30

Lo despertó el ruido de un gatillo amartillándose y la voz de un hombre de baja estatura que, oculto el rostro con un pasamontañas, le dijo apuntándole a la cabeza:

—Desciende del coche con las manos en alto. Si haces un movimiento que no me guste, no dudaré en disparar.

Obedeció. ¿No había descrito la inspectora Toledano a uno de sus agresores como un hombre pequeño?

En la calle aguardaba otro individuo, más grande y corpulento, que se encargó de desarmarlo.

—¡Vaya, la Barak es más ligera de lo que había imaginado! —dijo el grandullón como si hablara consigo mismo.

Se refería al la pistola reglamentaria del sargento, una SP-21 de 9 milímetros también conocida como Barak.

—Camina —le dijo el hombrecillo—. Y ahórrate preguntar en qué dirección. Sabes perfectamente el lugar adonde nos dirigimos.

Puso rumbo a la casa de Levi Sadek. Una vez en la puerta, el tipo corpulento tocó el telefonillo y, tras varios minutos de espera, la voz pegada al paladar del celador preguntó:

—¿Quién es?

—Somos nosotros. Tenemos un problema. Abre la puerta —respondió el tipo que llevaba la voz cantante.

—No sé qué pretendéis, pero no creo que todo esto sea una buena idea… —intervino Heller rompiendo su silencio.

—Nadie te ha pedido tu opinión, así que mantén la boca cerrada —replicó esta vez el grandullón, al tiempo que le hundía el cañón de su propia pistola en el riñón derecho.

Las dos plantas de la casa de piedra, al parecer, habían sido convertidas en sendos apartamentos independientes, a los que se accedía a través de un pequeño patio. Levi Sadek aguardaba bajo el dintel de la puerta de entrada de su casa. Se había vestido a toda prisa y su camisa estaba mal abotonada. Su cara de niño travieso presentaba un semblante más avieso que de costumbre.

—Te ha seguido. ¿Dónde tienes los ojos, Levi? —intervino el hombre pequeño imprimiéndole a su voz un tono de reproche.

—¡Joder! —exclamó el celador—. ¿Y ahora qué hacemos?

—Pégale una buena hostia —ordenó el hombrecillo.

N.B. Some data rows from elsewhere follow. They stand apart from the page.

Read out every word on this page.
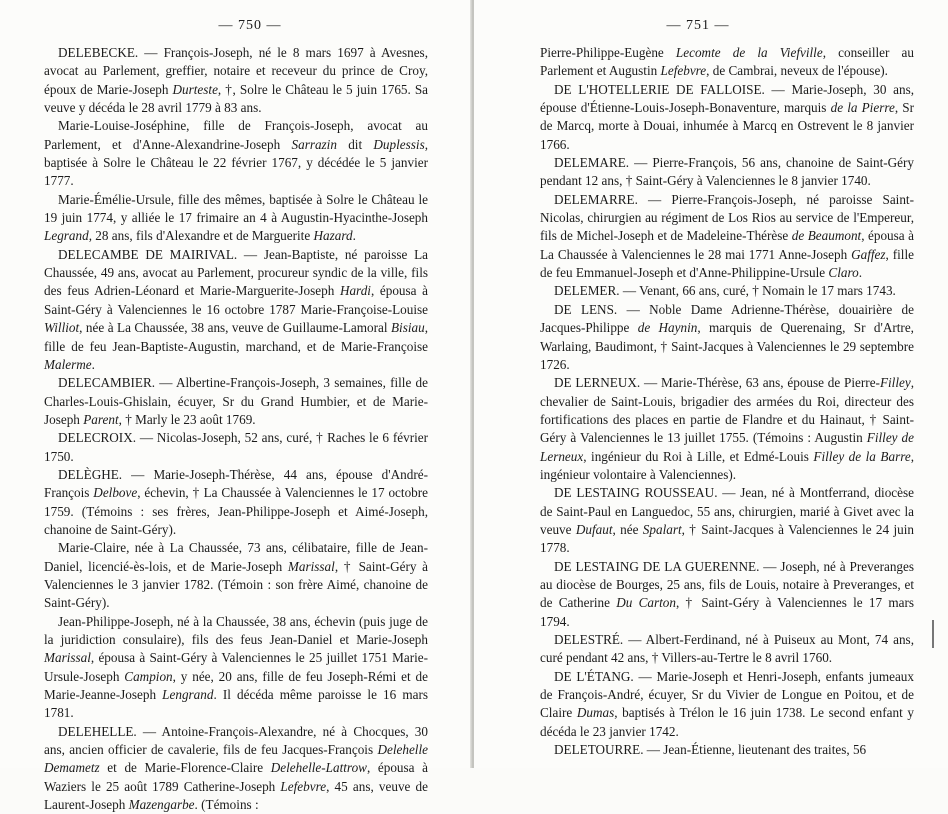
— 750 —

DELEBECKE. — François-Joseph, né le 8 mars 1697 à Avesnes, avocat au Parlement, greffier, notaire et receveur du prince de Croy, époux de Marie-Joseph Durteste, †, Solre le Château le 5 juin 1765. Sa veuve y décéda le 28 avril 1779 à 83 ans.

Marie-Louise-Joséphine, fille de François-Joseph, avocat au Parlement, et d'Anne-Alexandrine-Joseph Sarrazin dit Duplessis, baptisée à Solre le Château le 22 février 1767, y décédée le 5 janvier 1777.

Marie-Émélie-Ursule, fille des mêmes, baptisée à Solre le Château le 19 juin 1774, y alliée le 17 frimaire an 4 à Augustin-Hyacinthe-Joseph Legrand, 28 ans, fils d'Alexandre et de Marguerite Hazard.

DELECAMBE DE MAIRIVAL. — Jean-Baptiste, né paroisse La Chaussée, 49 ans, avocat au Parlement, procureur syndic de la ville, fils des feus Adrien-Léonard et Marie-Marguerite-Joseph Hardi, épousa à Saint-Géry à Valenciennes le 16 octobre 1787 Marie-Françoise-Louise Williot, née à La Chaussée, 38 ans, veuve de Guillaume-Lamoral Bisiau, fille de feu Jean-Baptiste-Augustin, marchand, et de Marie-Françoise Malerme.

DELECAMBIER. — Albertine-François-Joseph, 3 semaines, fille de Charles-Louis-Ghislain, écuyer, Sr du Grand Humbier, et de Marie-Joseph Parent, † Marly le 23 août 1769.

DELECROIX. — Nicolas-Joseph, 52 ans, curé, † Raches le 6 février 1750.

DELÈGHE. — Marie-Joseph-Thérèse, 44 ans, épouse d'André-François Delbove, échevin, † La Chaussée à Valenciennes le 17 octobre 1759. (Témoins : ses frères, Jean-Philippe-Joseph et Aimé-Joseph, chanoine de Saint-Géry).

Marie-Claire, née à La Chaussée, 73 ans, célibataire, fille de Jean-Daniel, licencié-ès-lois, et de Marie-Joseph Marissal, † Saint-Géry à Valenciennes le 3 janvier 1782. (Témoin : son frère Aimé, chanoine de Saint-Géry).

Jean-Philippe-Joseph, né à la Chaussée, 38 ans, échevin (puis juge de la juridiction consulaire), fils des feus Jean-Daniel et Marie-Joseph Marissal, épousa à Saint-Géry à Valenciennes le 25 juillet 1751 Marie-Ursule-Joseph Campion, y née, 20 ans, fille de feu Joseph-Rémi et de Marie-Jeanne-Joseph Lengrand. Il décéda même paroisse le 16 mars 1781.

DELEHELLE. — Antoine-François-Alexandre, né à Chocques, 30 ans, ancien officier de cavalerie, fils de feu Jacques-François Delehelle Demametz et de Marie-Florence-Claire Delehelle-Lattrow, épousa à Waziers le 25 août 1789 Catherine-Joseph Lefebvre, 45 ans, veuve de Laurent-Joseph Mazengarbe. (Témoins :

— 751 —

Pierre-Philippe-Eugène Lecomte de la Viefville, conseiller au Parlement et Augustin Lefebvre, de Cambrai, neveux de l'épouse).

DE L'HOTELLERIE DE FALLOISE. — Marie-Joseph, 30 ans, épouse d'Étienne-Louis-Joseph-Bonaventure, marquis de la Pierre, Sr de Marcq, morte à Douai, inhumée à Marcq en Ostrevent le 8 janvier 1766.

DELEMARE. — Pierre-François, 56 ans, chanoine de Saint-Géry pendant 12 ans, † Saint-Géry à Valenciennes le 8 janvier 1740.

DELEMARRE. — Pierre-François-Joseph, né paroisse Saint-Nicolas, chirurgien au régiment de Los Rios au service de l'Empereur, fils de Michel-Joseph et de Madeleine-Thérèse de Beaumont, épousa à La Chaussée à Valenciennes le 28 mai 1771 Anne-Joseph Gaffez, fille de feu Emmanuel-Joseph et d'Anne-Philippine-Ursule Claro.

DELEMER. — Venant, 66 ans, curé, † Nomain le 17 mars 1743.

DE LENS. — Noble Dame Adrienne-Thérèse, douairière de Jacques-Philippe de Haynin, marquis de Querenaing, Sr d'Artre, Warlaing, Baudimont, † Saint-Jacques à Valenciennes le 29 septembre 1726.

DE LERNEUX. — Marie-Thérèse, 63 ans, épouse de Pierre-Filley, chevalier de Saint-Louis, brigadier des armées du Roi, directeur des fortifications des places en partie de Flandre et du Hainaut, † Saint-Géry à Valenciennes le 13 juillet 1755. (Témoins : Augustin Filley de Lerneux, ingénieur du Roi à Lille, et Edmé-Louis Filley de la Barre, ingénieur volontaire à Valenciennes).

DE LESTAING ROUSSEAU. — Jean, né à Montferrand, diocèse de Saint-Paul en Languedoc, 55 ans, chirurgien, marié à Givet avec la veuve Dufaut, née Spalart, † Saint-Jacques à Valenciennes le 24 juin 1778.

DE LESTAING DE LA GUERENNE. — Joseph, né à Preveranges au diocèse de Bourges, 25 ans, fils de Louis, notaire à Preveranges, et de Catherine Du Carton, † Saint-Géry à Valenciennes le 17 mars 1794.

DELESTRÉ. — Albert-Ferdinand, né à Puiseux au Mont, 74 ans, curé pendant 42 ans, † Villers-au-Tertre le 8 avril 1760.

DE L'ÉTANG. — Marie-Joseph et Henri-Joseph, enfants jumeaux de François-André, écuyer, Sr du Vivier de Longue en Poitou, et de Claire Dumas, baptisés à Trélon le 16 juin 1738. Le second enfant y décéda le 23 janvier 1742.

DELETOURRE. — Jean-Étienne, lieutenant des traites, 56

—¿Quieres que le pegue una hostia?

La orden cogió tan de sorpresa al celador como al sargento.

—Sí, una que duela, para que este cabrón aprenda a no meter las narices donde no debe. Luego ya veremos qué hacemos con él —remató el comentario el ordenante.

Sadek Cara de Niño soltó un puñetazo que impactó de lleno en el mentón del sargento Heller, que se tambaleó.

—¡La concha de tu madre, carajo! —exclamó el sargento en castellano.

—Bueno, los árboles no suelen caer a la primera. Propínale otro —indicó el hombrecillo.

En esta ocasión el sargento trató de protegerse colocando los brazos delante del rostro, pero el grandullón le obligó con su pistola a bajar la guardia. El segundo puñetazo, que le alcanzó de lleno el pómulo y el ojo izquierdos, le hizo hincar las rodillas en el suelo.

—¡La puta que te parió, gil de cuarta! —se quejó ahora el sargento.

—Ahora propínale una patada.

—Llevo puestas unas pantuflas. Me habéis sacado de la puta cama. Son casi las dos de la madrugada —se excusó Sadek Cara de Niño.

—Está bien. Es suficiente —contemporizó el hombrecillo.

—¿Y ahora qué? ¿No pensaréis cargarme a mí el muerto? Ya tengo muchos problemas, así que lo liquidáis en otro lugar —volvió a intervenir el celador.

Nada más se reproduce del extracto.